Anyway, I loved the native plant walks at the two botanical gardens I visited. Both included eastern hardwood forest areas and both had the tulip tree (Liriodendron tulipifera). Not only did I know it from the woods of my Kentucky childhood, but also remembered it being in a favorite urban park where I sometimes hung out after school. Oh, and I remember we called it the tulip poplar, but it is in the Magnolia family Magnoliaceae. If you look up its range you will see that it is found pretty much throughout the eastern United States. So my Kentucky native is a New York native or an Arkansas native and so it goes with much of the tree and shrub species of the eastern United States.

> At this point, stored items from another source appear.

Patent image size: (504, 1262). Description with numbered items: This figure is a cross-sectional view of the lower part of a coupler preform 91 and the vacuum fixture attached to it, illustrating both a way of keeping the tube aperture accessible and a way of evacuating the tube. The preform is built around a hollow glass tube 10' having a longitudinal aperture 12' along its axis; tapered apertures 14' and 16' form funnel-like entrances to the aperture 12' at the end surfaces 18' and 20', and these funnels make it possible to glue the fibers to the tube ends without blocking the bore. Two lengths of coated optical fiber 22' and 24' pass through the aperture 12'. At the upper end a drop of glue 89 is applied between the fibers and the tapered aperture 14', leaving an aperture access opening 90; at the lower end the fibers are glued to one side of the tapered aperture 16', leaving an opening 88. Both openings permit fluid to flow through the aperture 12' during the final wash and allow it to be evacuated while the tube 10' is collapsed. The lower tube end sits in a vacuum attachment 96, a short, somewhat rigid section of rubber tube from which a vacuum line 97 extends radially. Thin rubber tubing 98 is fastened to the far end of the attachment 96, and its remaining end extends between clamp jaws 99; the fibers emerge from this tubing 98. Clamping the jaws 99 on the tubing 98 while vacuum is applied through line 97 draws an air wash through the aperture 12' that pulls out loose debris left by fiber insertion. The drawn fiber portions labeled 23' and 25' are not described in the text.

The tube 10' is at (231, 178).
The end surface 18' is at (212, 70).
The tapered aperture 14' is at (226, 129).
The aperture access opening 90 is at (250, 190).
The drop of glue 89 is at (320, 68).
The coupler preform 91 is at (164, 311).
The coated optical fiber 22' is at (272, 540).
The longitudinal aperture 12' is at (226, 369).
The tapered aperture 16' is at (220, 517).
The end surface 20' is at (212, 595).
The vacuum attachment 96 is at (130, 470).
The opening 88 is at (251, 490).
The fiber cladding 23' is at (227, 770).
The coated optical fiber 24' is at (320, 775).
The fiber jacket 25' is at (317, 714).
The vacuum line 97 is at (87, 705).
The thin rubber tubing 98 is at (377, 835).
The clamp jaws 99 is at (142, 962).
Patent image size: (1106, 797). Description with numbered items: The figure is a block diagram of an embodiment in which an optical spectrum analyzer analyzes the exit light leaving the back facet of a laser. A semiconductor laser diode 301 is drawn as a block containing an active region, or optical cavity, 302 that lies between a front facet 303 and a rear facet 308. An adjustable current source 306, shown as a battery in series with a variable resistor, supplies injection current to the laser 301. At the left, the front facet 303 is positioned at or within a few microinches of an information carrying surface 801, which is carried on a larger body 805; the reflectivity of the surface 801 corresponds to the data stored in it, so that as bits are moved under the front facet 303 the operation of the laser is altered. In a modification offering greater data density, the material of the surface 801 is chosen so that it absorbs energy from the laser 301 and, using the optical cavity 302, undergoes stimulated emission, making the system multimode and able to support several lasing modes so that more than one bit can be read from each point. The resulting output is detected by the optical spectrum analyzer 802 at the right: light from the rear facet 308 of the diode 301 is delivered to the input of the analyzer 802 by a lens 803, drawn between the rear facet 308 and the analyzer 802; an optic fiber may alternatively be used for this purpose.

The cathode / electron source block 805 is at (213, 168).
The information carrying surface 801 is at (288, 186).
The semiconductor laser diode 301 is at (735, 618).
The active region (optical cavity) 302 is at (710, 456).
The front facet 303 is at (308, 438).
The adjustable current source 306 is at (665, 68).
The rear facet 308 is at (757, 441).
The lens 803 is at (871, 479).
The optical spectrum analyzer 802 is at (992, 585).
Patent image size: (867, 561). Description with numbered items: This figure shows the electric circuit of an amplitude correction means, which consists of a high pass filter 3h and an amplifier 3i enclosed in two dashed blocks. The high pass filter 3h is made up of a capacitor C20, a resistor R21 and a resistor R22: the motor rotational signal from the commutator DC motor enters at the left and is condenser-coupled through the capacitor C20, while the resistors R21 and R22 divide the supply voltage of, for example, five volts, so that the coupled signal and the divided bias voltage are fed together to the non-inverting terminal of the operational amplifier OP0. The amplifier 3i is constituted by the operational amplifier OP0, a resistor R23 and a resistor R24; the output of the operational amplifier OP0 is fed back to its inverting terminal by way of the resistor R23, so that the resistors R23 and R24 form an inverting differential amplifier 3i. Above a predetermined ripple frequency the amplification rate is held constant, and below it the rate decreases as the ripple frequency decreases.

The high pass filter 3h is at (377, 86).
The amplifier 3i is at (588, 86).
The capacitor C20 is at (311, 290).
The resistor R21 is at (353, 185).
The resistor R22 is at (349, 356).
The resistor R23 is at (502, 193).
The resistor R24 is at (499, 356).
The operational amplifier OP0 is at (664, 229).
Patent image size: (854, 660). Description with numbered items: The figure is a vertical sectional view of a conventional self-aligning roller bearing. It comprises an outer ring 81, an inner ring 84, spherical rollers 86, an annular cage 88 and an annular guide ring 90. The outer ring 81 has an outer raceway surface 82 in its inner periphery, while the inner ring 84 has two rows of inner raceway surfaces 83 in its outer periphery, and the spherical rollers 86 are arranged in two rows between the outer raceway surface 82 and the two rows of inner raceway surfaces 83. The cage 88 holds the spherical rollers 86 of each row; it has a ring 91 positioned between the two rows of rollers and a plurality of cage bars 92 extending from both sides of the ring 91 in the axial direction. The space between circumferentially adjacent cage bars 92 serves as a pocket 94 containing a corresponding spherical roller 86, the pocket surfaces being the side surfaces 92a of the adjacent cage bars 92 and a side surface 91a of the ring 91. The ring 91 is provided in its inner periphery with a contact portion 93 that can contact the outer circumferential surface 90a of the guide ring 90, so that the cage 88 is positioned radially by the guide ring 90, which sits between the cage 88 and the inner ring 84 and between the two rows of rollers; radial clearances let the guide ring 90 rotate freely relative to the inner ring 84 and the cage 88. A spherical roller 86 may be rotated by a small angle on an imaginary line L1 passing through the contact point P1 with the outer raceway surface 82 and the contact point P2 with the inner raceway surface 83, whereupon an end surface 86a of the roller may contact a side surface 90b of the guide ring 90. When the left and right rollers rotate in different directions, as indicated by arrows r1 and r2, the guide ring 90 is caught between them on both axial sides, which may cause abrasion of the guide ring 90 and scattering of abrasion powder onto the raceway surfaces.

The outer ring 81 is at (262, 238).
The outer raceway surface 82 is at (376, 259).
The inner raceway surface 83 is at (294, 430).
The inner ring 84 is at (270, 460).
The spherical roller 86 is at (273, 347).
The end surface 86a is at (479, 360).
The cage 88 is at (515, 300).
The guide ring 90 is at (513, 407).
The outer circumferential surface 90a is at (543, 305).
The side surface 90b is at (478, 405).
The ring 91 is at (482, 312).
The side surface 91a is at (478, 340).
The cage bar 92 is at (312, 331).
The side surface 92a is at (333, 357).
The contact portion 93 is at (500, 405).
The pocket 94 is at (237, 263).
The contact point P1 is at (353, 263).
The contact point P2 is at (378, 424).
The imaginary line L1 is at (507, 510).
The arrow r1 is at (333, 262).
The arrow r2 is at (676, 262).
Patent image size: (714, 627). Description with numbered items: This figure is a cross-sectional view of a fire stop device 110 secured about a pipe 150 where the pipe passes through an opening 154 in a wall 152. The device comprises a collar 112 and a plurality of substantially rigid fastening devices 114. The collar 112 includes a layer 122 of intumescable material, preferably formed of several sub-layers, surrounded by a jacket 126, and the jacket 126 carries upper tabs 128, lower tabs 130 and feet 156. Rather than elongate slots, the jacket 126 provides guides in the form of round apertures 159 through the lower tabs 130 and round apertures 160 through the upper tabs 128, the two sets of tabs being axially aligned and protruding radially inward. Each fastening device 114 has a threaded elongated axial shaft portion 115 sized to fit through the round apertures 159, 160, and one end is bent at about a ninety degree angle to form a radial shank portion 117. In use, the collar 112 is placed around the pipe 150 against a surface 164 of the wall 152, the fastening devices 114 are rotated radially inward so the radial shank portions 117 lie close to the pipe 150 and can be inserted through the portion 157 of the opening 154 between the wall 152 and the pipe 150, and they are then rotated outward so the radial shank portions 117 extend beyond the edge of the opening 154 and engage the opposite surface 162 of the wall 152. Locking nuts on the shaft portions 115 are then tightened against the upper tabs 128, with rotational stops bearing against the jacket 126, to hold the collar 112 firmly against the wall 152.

Oh, I love the eastern hardwood forests and it brought back some marvelous memories, but it also reminded me that in the borderlands of southern Arizona we can see more diversity in a drive from the low desert to the top of a sky island than you can on a several hundred-mile drive through the eastern United States. Lucky us!
A Couple Notes: My radiologist father opened his office to the Lexington (KY) Art League for art shows, thus the memorial tree. And I did get to ride on the bug carousel at the Bronx Zoo. Someone beat us to the dung beetle, but I rode a cicada and Sasha rode a monarch larva. Lucky us!